Quelle que soit l’orientation retenue, une chose est sûre néanmoins : parce qu’il nous invite à regarder autrement le travail et qu’il est le creuset d’expérimentations démocratiques originales, le mouvement « faire » - dont les makers sont le fer de lance - mérite d’être pris au sérieux. De fait, de grandes entreprises, et non des moindres (Orange, Renault…), ont déjà intégré en leur sein des espaces similaires pour tester la portée de ces nouvelles façons de coopérer dans le travail.

Ces lieux ne sont pas désorganisés mais organisés autour du travail ?

Tout à fait.

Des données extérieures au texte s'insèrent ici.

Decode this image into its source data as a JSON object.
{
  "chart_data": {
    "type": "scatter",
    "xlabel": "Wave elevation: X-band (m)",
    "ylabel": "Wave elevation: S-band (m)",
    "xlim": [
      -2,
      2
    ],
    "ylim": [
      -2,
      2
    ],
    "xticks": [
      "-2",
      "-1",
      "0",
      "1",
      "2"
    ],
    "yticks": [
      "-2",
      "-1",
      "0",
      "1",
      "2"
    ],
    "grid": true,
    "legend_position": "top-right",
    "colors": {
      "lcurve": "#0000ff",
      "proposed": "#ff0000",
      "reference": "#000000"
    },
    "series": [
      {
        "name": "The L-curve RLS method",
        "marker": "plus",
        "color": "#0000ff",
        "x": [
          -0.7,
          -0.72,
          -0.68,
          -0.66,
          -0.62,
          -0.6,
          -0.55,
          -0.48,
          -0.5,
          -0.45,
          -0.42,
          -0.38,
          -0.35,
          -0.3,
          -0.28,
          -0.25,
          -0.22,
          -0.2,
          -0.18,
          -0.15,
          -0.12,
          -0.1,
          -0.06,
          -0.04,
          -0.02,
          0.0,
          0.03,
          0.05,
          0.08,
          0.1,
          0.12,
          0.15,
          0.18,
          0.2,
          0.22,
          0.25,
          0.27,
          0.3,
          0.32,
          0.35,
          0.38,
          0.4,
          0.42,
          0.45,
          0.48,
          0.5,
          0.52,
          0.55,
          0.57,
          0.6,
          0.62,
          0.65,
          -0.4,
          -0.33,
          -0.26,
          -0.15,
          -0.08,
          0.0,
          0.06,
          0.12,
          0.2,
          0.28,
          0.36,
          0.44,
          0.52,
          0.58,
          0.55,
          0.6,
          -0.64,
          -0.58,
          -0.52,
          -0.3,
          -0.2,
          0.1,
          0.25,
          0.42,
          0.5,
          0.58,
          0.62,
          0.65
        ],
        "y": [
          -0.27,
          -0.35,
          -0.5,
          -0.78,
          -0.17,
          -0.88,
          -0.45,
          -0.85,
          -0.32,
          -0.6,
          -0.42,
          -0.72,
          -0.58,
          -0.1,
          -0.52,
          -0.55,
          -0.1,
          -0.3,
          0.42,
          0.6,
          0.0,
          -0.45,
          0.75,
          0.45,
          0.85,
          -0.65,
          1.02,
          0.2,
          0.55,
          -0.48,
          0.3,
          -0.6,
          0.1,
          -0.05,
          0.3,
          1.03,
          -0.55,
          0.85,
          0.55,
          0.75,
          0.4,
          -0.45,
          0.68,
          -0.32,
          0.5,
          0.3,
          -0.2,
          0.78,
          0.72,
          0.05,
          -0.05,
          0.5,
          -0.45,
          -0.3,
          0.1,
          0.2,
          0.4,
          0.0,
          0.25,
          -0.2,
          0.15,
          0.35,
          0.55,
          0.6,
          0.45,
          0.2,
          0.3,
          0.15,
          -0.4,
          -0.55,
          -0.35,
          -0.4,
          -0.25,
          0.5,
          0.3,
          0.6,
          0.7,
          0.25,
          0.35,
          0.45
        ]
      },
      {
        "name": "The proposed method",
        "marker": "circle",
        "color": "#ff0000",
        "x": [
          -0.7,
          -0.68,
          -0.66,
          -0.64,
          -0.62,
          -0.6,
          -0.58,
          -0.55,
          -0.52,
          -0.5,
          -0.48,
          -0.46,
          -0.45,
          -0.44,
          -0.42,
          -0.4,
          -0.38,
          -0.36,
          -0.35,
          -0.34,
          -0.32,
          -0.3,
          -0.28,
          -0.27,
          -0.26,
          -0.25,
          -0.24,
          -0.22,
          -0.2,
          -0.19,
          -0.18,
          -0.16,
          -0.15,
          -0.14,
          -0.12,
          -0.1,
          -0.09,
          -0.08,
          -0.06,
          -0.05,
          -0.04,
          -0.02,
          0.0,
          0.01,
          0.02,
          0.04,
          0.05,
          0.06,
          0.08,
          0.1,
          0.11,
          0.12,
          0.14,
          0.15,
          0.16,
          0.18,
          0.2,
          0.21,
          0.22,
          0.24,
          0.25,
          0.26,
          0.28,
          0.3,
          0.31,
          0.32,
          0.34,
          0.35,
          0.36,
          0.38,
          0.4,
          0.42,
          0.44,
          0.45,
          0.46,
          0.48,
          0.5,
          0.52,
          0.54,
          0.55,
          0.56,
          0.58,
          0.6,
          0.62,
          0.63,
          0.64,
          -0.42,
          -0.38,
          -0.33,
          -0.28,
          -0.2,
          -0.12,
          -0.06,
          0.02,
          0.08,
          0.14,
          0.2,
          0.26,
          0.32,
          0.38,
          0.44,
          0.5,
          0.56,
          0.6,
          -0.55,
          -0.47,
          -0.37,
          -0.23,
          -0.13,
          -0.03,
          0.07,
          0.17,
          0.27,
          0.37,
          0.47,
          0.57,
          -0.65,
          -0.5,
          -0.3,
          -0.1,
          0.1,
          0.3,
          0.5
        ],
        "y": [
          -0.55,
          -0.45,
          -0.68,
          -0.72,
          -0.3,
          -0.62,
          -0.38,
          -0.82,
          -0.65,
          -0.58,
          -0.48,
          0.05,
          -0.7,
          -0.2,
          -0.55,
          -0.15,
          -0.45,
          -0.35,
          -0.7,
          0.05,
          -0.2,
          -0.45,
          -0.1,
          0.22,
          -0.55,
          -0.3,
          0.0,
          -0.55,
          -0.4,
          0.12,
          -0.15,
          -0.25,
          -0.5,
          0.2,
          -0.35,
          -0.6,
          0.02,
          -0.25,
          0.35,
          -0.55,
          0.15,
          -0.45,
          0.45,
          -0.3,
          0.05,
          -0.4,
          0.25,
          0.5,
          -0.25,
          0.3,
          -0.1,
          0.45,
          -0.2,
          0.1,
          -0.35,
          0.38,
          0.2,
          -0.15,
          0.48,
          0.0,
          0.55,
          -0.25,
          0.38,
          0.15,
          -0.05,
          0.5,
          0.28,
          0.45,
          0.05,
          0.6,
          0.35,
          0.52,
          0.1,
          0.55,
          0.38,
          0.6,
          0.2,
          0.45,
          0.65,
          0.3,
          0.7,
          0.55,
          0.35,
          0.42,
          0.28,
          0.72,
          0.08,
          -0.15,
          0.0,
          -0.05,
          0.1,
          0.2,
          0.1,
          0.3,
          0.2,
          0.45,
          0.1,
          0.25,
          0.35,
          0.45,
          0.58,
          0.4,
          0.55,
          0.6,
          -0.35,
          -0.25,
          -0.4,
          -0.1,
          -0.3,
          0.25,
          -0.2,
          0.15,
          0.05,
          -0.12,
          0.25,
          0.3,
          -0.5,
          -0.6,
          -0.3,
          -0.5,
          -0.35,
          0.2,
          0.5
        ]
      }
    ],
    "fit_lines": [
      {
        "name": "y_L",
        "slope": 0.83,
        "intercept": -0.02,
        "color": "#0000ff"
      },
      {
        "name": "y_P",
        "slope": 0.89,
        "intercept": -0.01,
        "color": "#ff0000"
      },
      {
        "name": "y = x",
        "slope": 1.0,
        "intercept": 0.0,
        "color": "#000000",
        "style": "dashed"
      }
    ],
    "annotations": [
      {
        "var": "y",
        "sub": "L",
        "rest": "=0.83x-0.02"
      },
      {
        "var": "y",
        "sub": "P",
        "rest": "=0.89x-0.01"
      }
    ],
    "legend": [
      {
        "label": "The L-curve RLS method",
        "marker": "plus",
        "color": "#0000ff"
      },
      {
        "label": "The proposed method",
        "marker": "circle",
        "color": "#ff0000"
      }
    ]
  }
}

Le travail est une pratique centrale, ce qui n’empêche pas que les activités soient variées. On manipule et apprend à manipuler des outils différents (du marteau à l’imprimante 3D), on réalise des projets pour soi ou avec l’intention de valoriser ce que l’on a fait, on s’échange des trucs pour améliorer ce que l’on fait… Ces lieux permettent par ailleurs de se défaire des relations hiérarchiques habituelles sans renoncer pour autant à s’investir dans l’organisation de l’activité. Là où l’on prend au sérieux l’éthique hacker, le pouvoir glisse de l’approche comptable et gestionnaire au « pouvoir du faire », la « do-ocratie » qui est une forme d’auto-organisation dans laquelle les individus s’assignent eux-mêmes des tâches et les exécutent, en toute responsabilité.

Le moteur organisationnel carbure à la confiance et les décisions se prennent en faisant. En do-ocratie, chacun a de l’influence ou du pouvoir à la mesure de ce qu’il fait. C’est un modèle particulièrement efficace pour faciliter la prise d’initiative et l’implication par le plus grand nombre. On y cultive autant les différences que la décision par consensus, voire simplement l’apprentissage de la bienveillance entre pairs. Faire communauté fait partie de l’engagement professionnel. Bien sûr, cela est un idéal. La pratique est parfois plus complexe et conflictuelle. Mais au moins ces lieux font-ils signe vers d’autres façons de vivre le travail et les relations de travail.

En quoi ces lieux expérimentaux sont-ils inspirants dans le marché du travail et le management actuels ?

Du temps au rythme en passant par les moyens, on y explore les conditions du travail qui ne sont pas indépendantes les unes des autres. Les entreprises ont intérêt à permettre de travailler sur des modes projets qui tiennent à cœur leurs salariés, leur permettre d’alterner un travail seul et en collectif, de laisser chacun trouver son rythme dans un collectif pourvu de règles négociées par tous et à égalité. Des salariés, des auto entrepreneurs, des artisans ou encore des étudiants trouvent dans ces formes d’activité une satisfaction personnelle et professionnelle.

L’autonomie individuelle et la convivialité entre pairs sont les piliers de ce travail innovant. Il est vraiment dommage de ce fait de constater un si grand écart entre ce que peuvent dire à ce sujet les sciences sociales et les propositions politiques concernant le travail et l’innovation aujourd’hui qui, à quelques exceptions près, restent finalement extrêmement classiques. En plus de la trop grande imperméabilité entre le monde de la recherche et celui de la politique, une des raisons à cela tient sans doute au fait que les préoccupations relatives au chômage et à l’emploi sont toujours dominantes dans l’espace publique, au détriment malheureusement du travail stricto sensu.